Something like that has just happened in my new profession. I left my job at Trinity to take a lower-paying, less mentally demanding job, so that I could save my energies to write Christian Fiction. And again, I find myself enthralled with the color and texture of the various writers I meet. It's like what we in Canada call the meeting of all our immigrant cultures—a Cultural Mosaic. I was one of those immigrants—a four year old Irish child who came over with my mother and sister in 1962.
So today, I’m proud to introduce you to a group of people who, like me, seek to follow the calling to be one of His writers.

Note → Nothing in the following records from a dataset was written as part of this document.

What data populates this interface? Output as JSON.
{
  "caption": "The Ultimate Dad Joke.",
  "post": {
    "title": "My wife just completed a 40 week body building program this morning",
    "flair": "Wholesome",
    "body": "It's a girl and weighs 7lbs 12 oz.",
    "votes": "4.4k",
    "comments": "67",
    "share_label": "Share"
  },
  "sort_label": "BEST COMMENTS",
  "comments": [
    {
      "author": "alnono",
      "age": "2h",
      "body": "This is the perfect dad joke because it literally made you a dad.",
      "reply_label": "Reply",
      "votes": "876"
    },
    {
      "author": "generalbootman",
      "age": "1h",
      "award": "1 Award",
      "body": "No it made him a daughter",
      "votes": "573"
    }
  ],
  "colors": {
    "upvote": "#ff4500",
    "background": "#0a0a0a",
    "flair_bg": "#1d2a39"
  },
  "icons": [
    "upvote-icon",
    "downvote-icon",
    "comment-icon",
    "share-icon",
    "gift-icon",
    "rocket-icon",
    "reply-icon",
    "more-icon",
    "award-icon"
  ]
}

Please check out the launching of the International Christian Fiction Writer’s blog. Our first posting will show up November 1 at 12:00 AM Eastern Standard time.
By turn, each day, one of our group will post a piece on the flavor of writing from in international standpoint. I’ll be taking my turn as well.
So I hope to see you there. I hope you'll support us in prayer or by buying the published books, those who seek to tell about Christ in stories woven from their perspective as Christians in far-away lands.
You can also find our group on FaceBook.
I'm currently writing my third novel, and the theme of that story is the same as for this posting today:
Matthew 5:14,15,16 "You are the light of the world. A city set on a hill cannot be hidden; nor does anyone light a lamp and put it under a basket, but on the lampstand, and it gives light to all who are in the house. Let your light shine before men in such a way that they may see your good works, and glorify your Father who is in heaven."
So I encourage you, whatever your gifting is from the Father, use it today for His kingdom.